In ‘Liminal Procession’, Berkery takes a news image depicting the skewered body of Yukio Mishima (1925–1970), the influential Japanese novelist and playwright whose life was marked by an intense preoccupation with beauty, death and martial tradition, being carried, following his failed coup attempt and subsequent ritual suicide. These figures are recontextualised within the painting, with Mishima reimagined in the guise of a cowboy-cum-St Sebastian figure, borrowed from ‘The Good, The Bad and The Ugly’, collapsing distinctions between Japanese history and American myth. The dual identities that shaped the artist’s childhood are nowhere more acutely observed.
It is no accident that the Western film genre, and all its associated myth-building and rich visuals, serves as the scenic backdrop, as well the source of many of the characters for these works. The exhibition takes its title from the 1953 Western that shares the artist’s name, Shane, using the phrase shouted by the little boy at the gunslinging central character as he leaves town, wounded.

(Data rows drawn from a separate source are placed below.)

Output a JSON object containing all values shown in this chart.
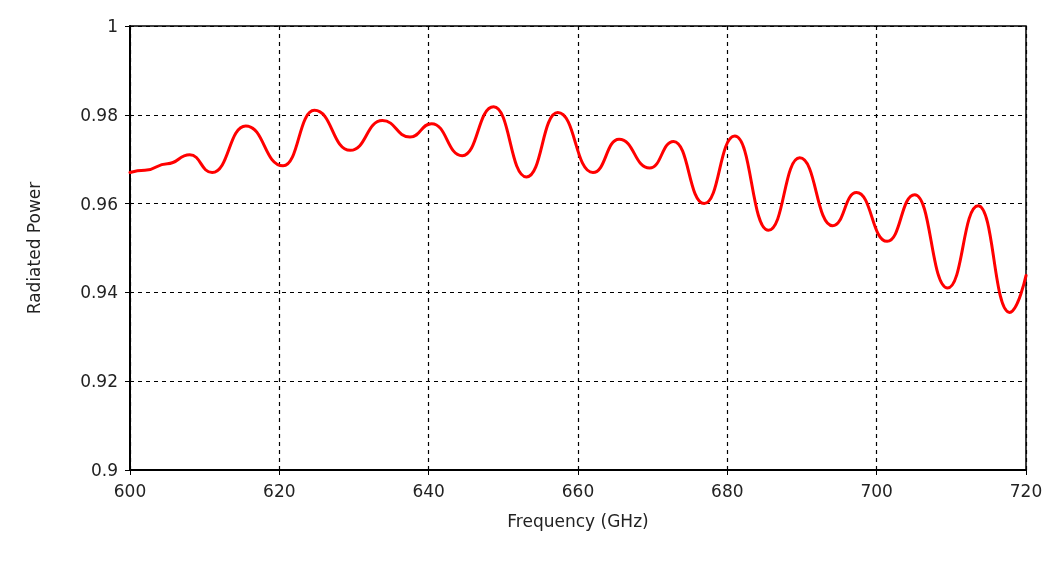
{
  "chart_data": {
    "type": "line",
    "xlabel": "Frequency (GHz)",
    "ylabel": "Radiated Power",
    "xlim": [
      600,
      720
    ],
    "xticks": [
      600,
      620,
      640,
      660,
      680,
      700,
      720
    ],
    "ylim": [
      0.9,
      1
    ],
    "yticks": [
      0.9,
      0.92,
      0.94,
      0.96,
      0.98,
      1
    ],
    "grid": true,
    "marker": "none",
    "line_style": "solid",
    "series": [
      {
        "color": "#ff0000",
        "x": [
          600,
          602,
          605,
          608,
          611,
          615.5,
          620.5,
          624.7,
          629.5,
          633.8,
          637.5,
          640.4,
          644.5,
          648.7,
          653.1,
          657.3,
          662,
          665.5,
          669.6,
          672.8,
          676.9,
          681,
          685.5,
          689.7,
          694.1,
          697.3,
          701.4,
          705.1,
          709.5,
          713.6,
          717.8,
          720
        ],
        "values": [
          0.967,
          0.9675,
          0.969,
          0.971,
          0.967,
          0.9775,
          0.9685,
          0.981,
          0.972,
          0.9787,
          0.975,
          0.978,
          0.9708,
          0.9818,
          0.966,
          0.9805,
          0.967,
          0.9745,
          0.968,
          0.974,
          0.96,
          0.9752,
          0.954,
          0.9703,
          0.955,
          0.9625,
          0.9515,
          0.962,
          0.941,
          0.9595,
          0.9355,
          0.9438
        ]
      }
    ]
  }
}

Autobiography aside, the Western genre is largely responsible for creating, disseminating and reinforcing a notion of American identity as defined by the self-reliant hero, by moral clarity decided by action, by a distrust of institutions and by the land’s wide open scapes as the site of personal reinvention and freedom, achieved through struggle. In ‘Liminal Procession’ it clashes pictorially with its direct opposite, a manifestation of the ancient Japanese culture of duty, adherence to social hierarchy, public obligation triumphing over personal desire, rigid social codes and conflict serving rather to preserve order and honour.
In ‘Meridian Drive’, the artist appears himself centre stage in the main exhibition room of the Carl Kostyál gallery. Around his central figure, the image fragments, with a car interior, a rear-view mirror, and figures drawn from both life and memory. The sleeping boy reflected in the mirror is the gallery’s Stockholm director Gabriel Max Shelsky; the arm and hand holding a cigarette belong to Carl Kostyál. These are not incidental inclusions, but points at which the painting folds back into its own conditions of production and circulation. The rear-view mirror, in particular, becomes a device of temporal inversion—an image of looking back while moving forward—so that the work operates less as a coherent scene than as a diagram of consciousness.
Keisuke Berkery’s technical skill is deployed against illusionistic stability. Figures are often elongated, enlarged, or awkwardly positioned within space. Perspective is constructed only to be subtly undermined. The use of grayscale alongside colour creates a visual hierarchy of presence: some figures feel immediate and embodied, while others read as archival, ghostly, or imaginary. The surface of the painting itself begins to mirror the logic of contraction and release—tightening into density before opening again into ambiguity.
He does not seek to resolve these tensions. He treats image-making as “a site where private perception, cultural myth, and shared reality can meet, blur and be reconfigured.” The paintings hold contradiction in suspense. They are images of thinking—of a mind navigating a world in which memory, myth, history and media are inseparable. In this sense, painting itself becomes a threshold object. The artist’s achievement lies in recognising that this threshold is not a boundary to be crossed, but a space to be inhabited.”